It was the summer of 2008 and Chelsie Stevens had a choice to make. An eighth grader at North Bethesda Middle School, Stevens had to decide where she would continue her education at the high school level.
There was Our Lady of Good Counsel in Olney, where her brother, Corey, was a student. Its new facilities and striking campus made a lasting impression on her, she recalled. But then there was Elizabeth Seton, an all-girls school in Bladensburg where she expected students to feel “more like sisters” to her, she said.
Both schools are strong academically, but Seton had one thing that Good Counsel didn’t: a dominant track program.
When Stevens opted to become a Roadrunner rather than a Falcon, Seton had already won two consecutive Washington Catholic Athletic Conference track and field titles and new coach Omar Wilkins was building a dynasty.
On May 19 at Good Counsel the Roadrunners edged Bishop McNamara to capture their sixth consecutive WCAC title, something athletic director Candy Cage said has never been done before.
In a world without Seton, McNamara would have won its seventh title in a row this year. The Mustangs took their first WCAC crown in 2006, edging the Roadrunners by five points on the final event of the meet, but McNamara has been the runner-up to Seton every year since.
“They are a good team,” Stevens said of McNamara, “but I have faith in our program.”
Wilkins took over as coach for the Roadrunners at the end of the 2008 indoor season from Rob Watson.
The former coach had seen the end of Seton’s string of championships from 1998-2002, taking over in 2001 as a 25-year-old.
“After ’02 it was all about going into a rebuilding process,” Watson said. “I knew going into it I had to revamp [Seton]. I wanted it to be my image.”
Watson recruited Wilkins for two years before Wilkins finally joined the program as an assistant in 2007.
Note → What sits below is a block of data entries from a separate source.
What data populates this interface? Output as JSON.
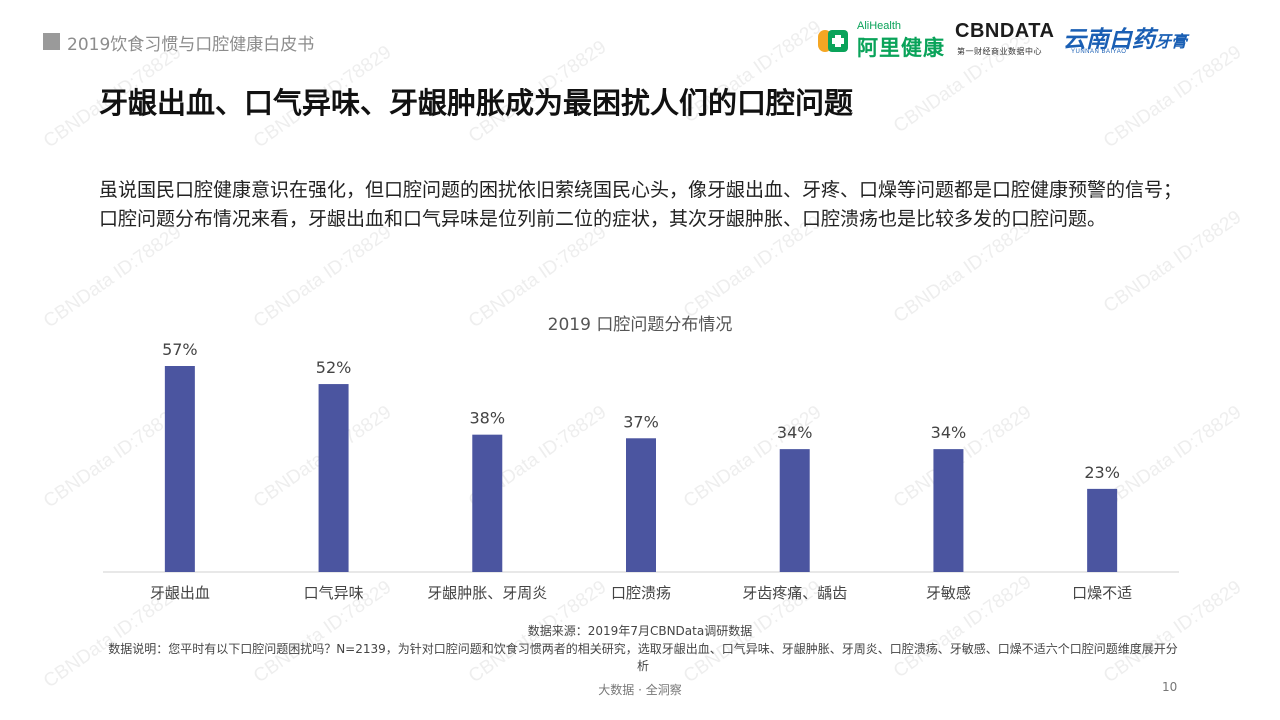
{
  "header": {
    "report_title": "2019饮食习惯与口腔健康白皮书",
    "logos": {
      "alihealth_small": "AliHealth",
      "alihealth_big": "阿里健康",
      "cbndata": "CBNDATA",
      "cbndata_sub": "第一财经商业数据中心",
      "yunnan": "云南白药",
      "yunnan_suffix": "牙膏",
      "yunnan_sub": "YUNNAN BAIYAO"
    }
  },
  "slide": {
    "title": "牙龈出血、口气异味、牙龈肿胀成为最困扰人们的口腔问题",
    "description": "虽说国民口腔健康意识在强化，但口腔问题的困扰依旧萦绕国民心头，像牙龈出血、牙疼、口燥等问题都是口腔健康预警的信号；口腔问题分布情况来看，牙龈出血和口气异味是位列前二位的症状，其次牙龈肿胀、口腔溃疡也是比较多发的口腔问题。"
  },
  "chart_data": {
    "type": "bar",
    "title": "2019 口腔问题分布情况",
    "categories": [
      "牙龈出血",
      "口气异味",
      "牙龈肿胀、牙周炎",
      "口腔溃疡",
      "牙齿疼痛、龋齿",
      "牙敏感",
      "口燥不适"
    ],
    "values": [
      57,
      52,
      38,
      37,
      34,
      34,
      23
    ],
    "value_labels": [
      "57%",
      "52%",
      "38%",
      "37%",
      "34%",
      "34%",
      "23%"
    ],
    "unit": "%",
    "ylim": [
      0,
      60
    ],
    "grid": false,
    "bar_color": "#4b55a0"
  },
  "footer": {
    "source": "数据来源：2019年7月CBNData调研数据",
    "note": "数据说明：您平时有以下口腔问题困扰吗？N=2139，为针对口腔问题和饮食习惯两者的相关研究，选取牙龈出血、口气异味、牙龈肿胀、牙周炎、口腔溃疡、牙敏感、口燥不适六个口腔问题维度展开分析",
    "slogan": "大数据 · 全洞察",
    "page_number": "10"
  },
  "watermark_text": "CBNData ID:78829"
}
“I just came to help out because [Watson] said, ‘Look, I need some help. Can you help me?’” Wilkins said. “At first I thought it was just going to be something fun to do to work with student-athletes. But I saw that we could start building something great. We could be a nationally ranked program.”
After Watson stepped down in 2008 Wilkins went right to work, setting up a meeting with Cage to discuss what it would take to become the premier track and field program in the state.
“She was on board from day one,” Wilkins recalled.
Cage obliged the new coach’s request for updated equipment. Since the school’s founding in 1959, it had never owned a high jump mat. The hurdles “seemed like they had been around since 1908 or something,” Wilkins said with a laugh.
With help from the school’s boosters, Seton purchased a high jump mat and replaced the ancient hurdles. Parts of the track were resurfaced and the sprinters got new starting bocks. Most importantly, Wilkins said, the coaching staff ballooned from three to seven.
“It makes a huge difference,” said Wilkins of the expanded staff. “One person cannot do it all. When you have that many coaches working on the same page it makes a huge difference. You’re not trying to be pulled in eight different directions by seeing to different girls’ needs. Somebody is going to get left behind.”
Parents also began jumping on board. In Wilkins’ inaugural year as coach he held a parents meeting and what he heard both surprised and inspired him.
“[The parents] said, ‘We can do this. We can be a top program. We can put Seton on the map,’” Wilkins said. “By them supporting the program it became a lot easier. It became collective bargaining.”
The result: an undefeated reign in four years as coach, seven individual WCAC meet records since 2009, eight athletes committed to Division I colleges, and a future as bright as the students Seton produces.
“I always thought it was possible to win every year,” said Stevens, who has committed to run at the University of Missouri next year. “But as the years went on there was more and more pressure to win. Every year we pushed even more. He wanted everyone to try harder.”
Stevens is a three-time WCAC title holder in the 100 meters. Her time of 11.99 seconds at this year’s meet is the all-time meet record and is the second-fastest time in the state this season.
“She is leaving behind a legacy which other student-athletes left behind,” Wilkins said.
But there is always going to be one missing element, one nagging question mark on the Roadrunner resume that may never get answered: Is Seton the best girls track program in the state?
As a private school, Seton does not participate in the Maryland Public Secondary Schools Athletic Association State Championships, which were held two weekends ago at Morgan State University. Private schools are permitted to recruit their students, while public schools are not.
“The WCAC is a very strong conference,” Wilkins said. “I always said I’d love for the WCAC to participate in Maryland states to see where we stand. Is it Bowie? Is it Northwest, Wootton? We have bragging rights for the WCAC. Bowie has the bragging rights for the best in the state. But are they the best in the state?”
A public-private school meet has been attempted before, Wilkins said, but with proms and graduations it has fallen through each time. For now, Wilkins can only worry about what he can control: Seton’s ability to win more WCAC championships.
“My goal right now is to get to 10,” he said. “Ten straight would be a great record. I would like to do more, but were keeping it small for now.”